After all that work, the actual submission is rather anti-climactic. For complete genomes only, go to GenomesMacroSend and upload your .sqn
file. Enter any comments, such as justifications for not fixing any known errors. You should also include a note saying when you want your genome to be publicly released (either immediately upon acceptance, or on a specific date†). Adding detailed comments will improve the chances, but not necessarily guarantee, that NCBI will not just kick the submission right back to you under the assumption that you are like most NCBI submitters and have probably screwed up something you didn't even know could be screwed up. In fact, the reason I wrote this README is because NCBI's instructions, if they exist, are either 1) far from clear 2) scattered across a dozen pages that may not have been updated since 2001 or 3) both. Don't believe me? Ignore what I told you about the -f
flag for tbl2asn
and try to find out what it does. Hint: tbl2asn --help
doesn't really clear things up, and the online documentation doesn't even list a -f
option.
For draft genomes, use the standard NCBI Submission Portal.
†The genome must be publicly accessible before submitting to a journal, and it can take several business days after you request public release for your genome to appear in NCBI searches.

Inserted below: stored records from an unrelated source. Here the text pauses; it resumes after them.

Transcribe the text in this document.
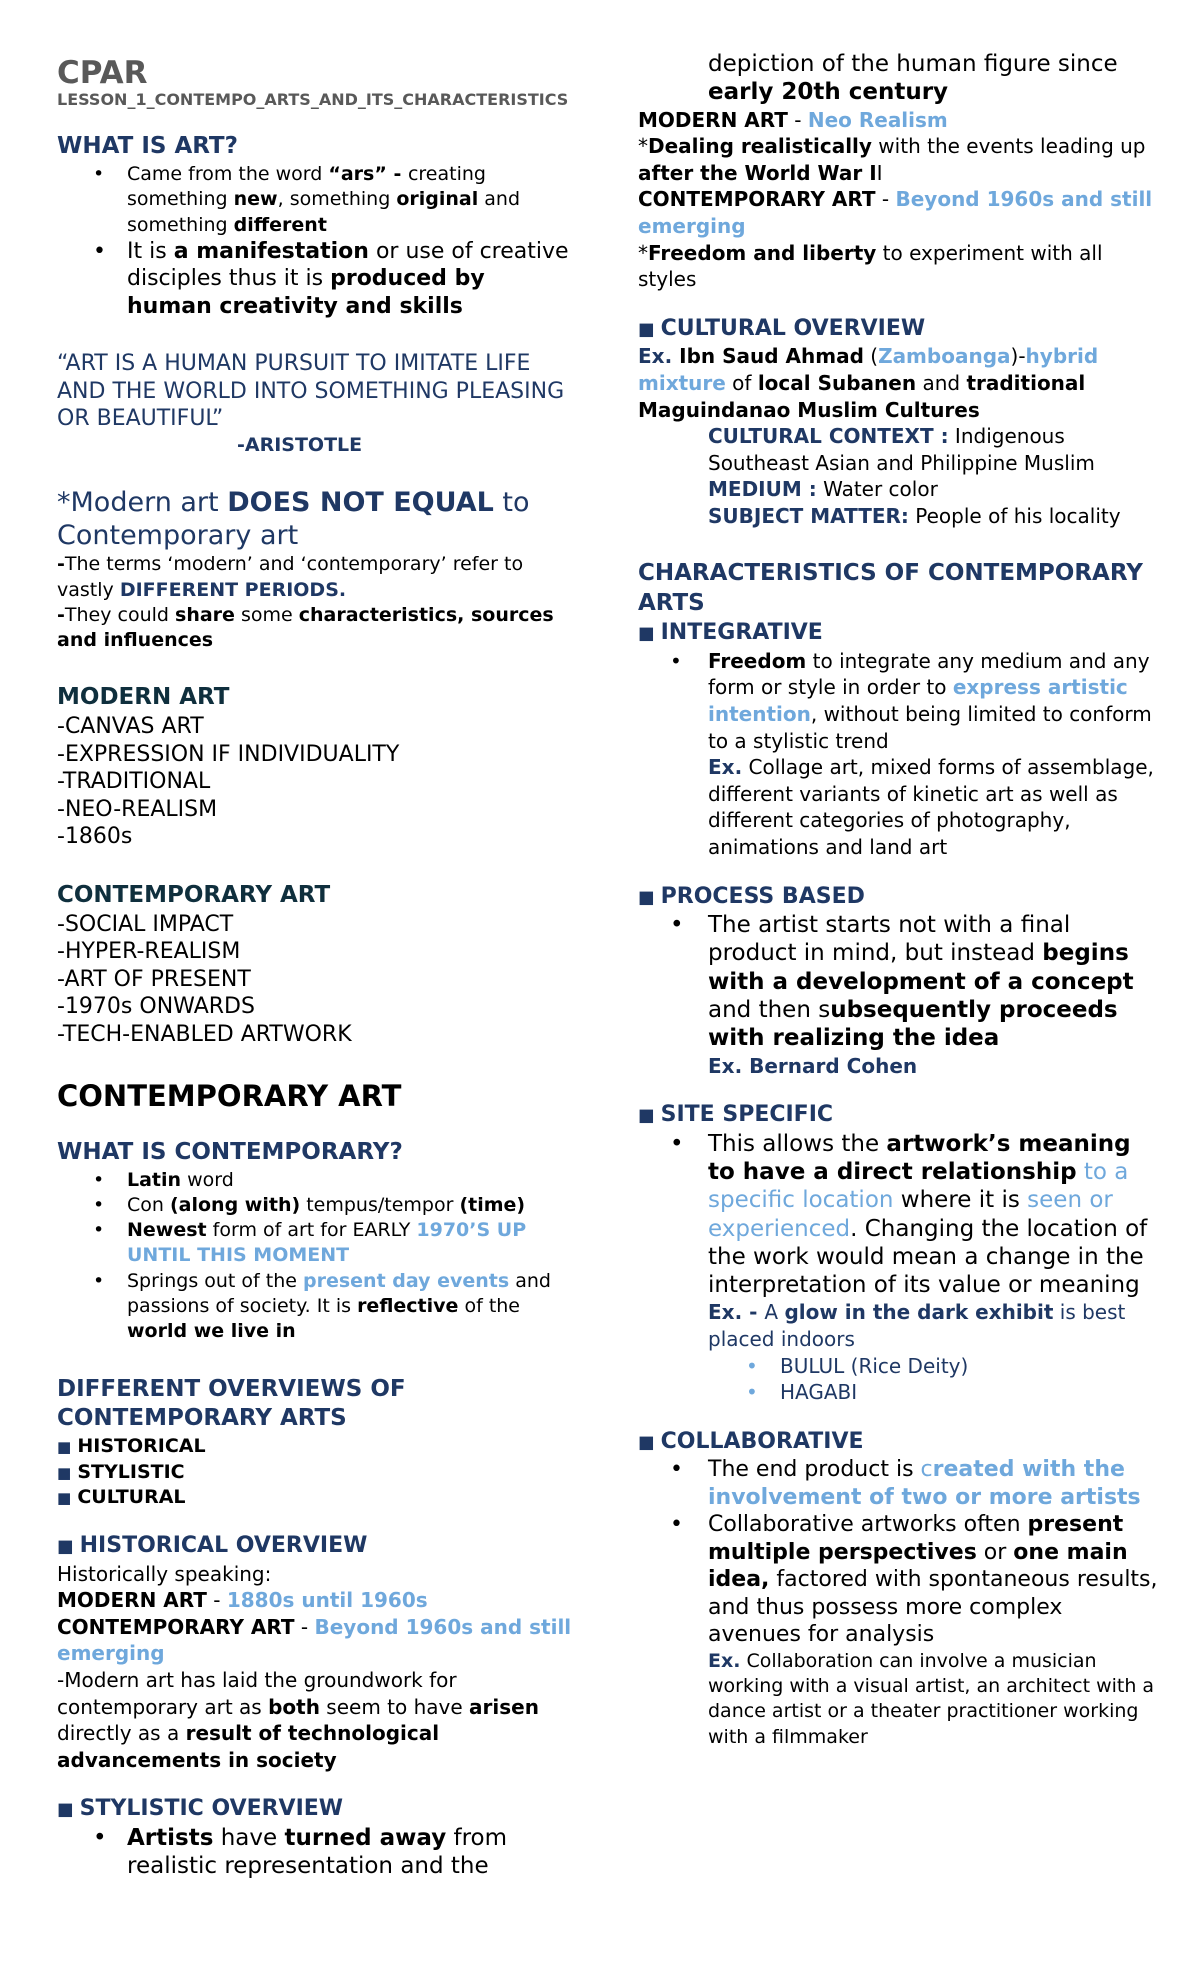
CPAR

LESSON_1_CONTEMPO_ARTS_AND_ITS_CHARACTERISTICS

WHAT IS ART?
• Came from the word “ars” - creating something new, something original and something different
• It is a manifestation or use of creative disciples thus it is produced by human creativity and skills

“ART IS A HUMAN PURSUIT TO IMITATE LIFE AND THE WORLD INTO SOMETHING PLEASING OR BEAUTIFUL”

-ARISTOTLE

*Modern art DOES NOT EQUAL to Contemporary art

-The terms ‘modern’ and ‘contemporary’ refer to vastly DIFFERENT PERIODS.

-They could share some characteristics, sources and influences

MODERN ART

-CANVAS ART

-EXPRESSION IF INDIVIDUALITY

-TRADITIONAL

-NEO-REALISM

-1860s

CONTEMPORARY ART

-SOCIAL IMPACT

-HYPER-REALISM

-ART OF PRESENT

-1970s ONWARDS

-TECH-ENABLED ARTWORK

CONTEMPORARY ART
WHAT IS CONTEMPORARY?
• Latin word
• Con (along with) tempus/tempor (time)
• Newest form of art for EARLY 1970’S UP UNTIL THIS MOMENT
• Springs out of the present day events and passions of society. It is reflective of the world we live in
DIFFERENT OVERVIEWS OF CONTEMPORARY ARTS

■ HISTORICAL

■ STYLISTIC

■ CULTURAL

■ HISTORICAL OVERVIEW

Historically speaking:

MODERN ART - 1880s until 1960s

CONTEMPORARY ART - Beyond 1960s and still emerging

-Modern art has laid the groundwork for contemporary art as both seem to have arisen directly as a result of technological advancements in society

■ STYLISTIC OVERVIEW
• Artists have turned away from realistic representation and the

depiction of the human figure since early 20th century

MODERN ART - Neo Realism

*Dealing realistically with the events leading up after the World War II

CONTEMPORARY ART - Beyond 1960s and still emerging

*Freedom and liberty to experiment with all styles

■ CULTURAL OVERVIEW

Ex. Ibn Saud Ahmad (Zamboanga)-hybrid mixture of local Subanen and traditional Maguindanao Muslim Cultures

CULTURAL CONTEXT : Indigenous Southeast Asian and Philippine Muslim

MEDIUM : Water color

SUBJECT MATTER: People of his locality

CHARACTERISTICS OF CONTEMPORARY ARTS
■ INTEGRATIVE
• Freedom to integrate any medium and any form or style in order to express artistic intention, without being limited to conform to a stylistic trend

Ex. Collage art, mixed forms of assemblage, different variants of kinetic art as well as different categories of photography, animations and land art

■ PROCESS BASED
• The artist starts not with a final product in mind, but instead begins with a development of a concept and then subsequently proceeds with realizing the idea

Ex. Bernard Cohen

■ SITE SPECIFIC
• This allows the artwork’s meaning to have a direct relationship to a specific location where it is seen or experienced. Changing the location of the work would mean a change in the interpretation of its value or meaning

Ex. - A glow in the dark exhibit is best placed indoors

• BULUL (Rice Deity)
• HAGABI
■ COLLABORATIVE
• The end product is created with the involvement of two or more artists
• Collaborative artworks often present multiple perspectives or one main idea, factored with spontaneous results, and thus possess more complex avenues for analysis

Ex. Collaboration can involve a musician working with a visual artist, an architect with a dance artist or a theater practitioner working with a filmmaker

With any luck, you should get an email in 2-3 business days saying something like this:
Dear GenBank Submitter:
We have assigned the following accession number to your Streptomyces albus SM254
genome:
BioProject BioSample Localid Accession Organism
------------------------------------------------------------------------
PRJNA295319 SAMN04053756 chr1 CP014485 Streptomyces albus SM254
This is the number that should be used in any publications citing
the complete genome.
This genome will be released in the next few days. Please let us know
as soon as possible if you do not want the genome released.
Please reply using the original subject line.
This will allow for faster processing of your correspondence.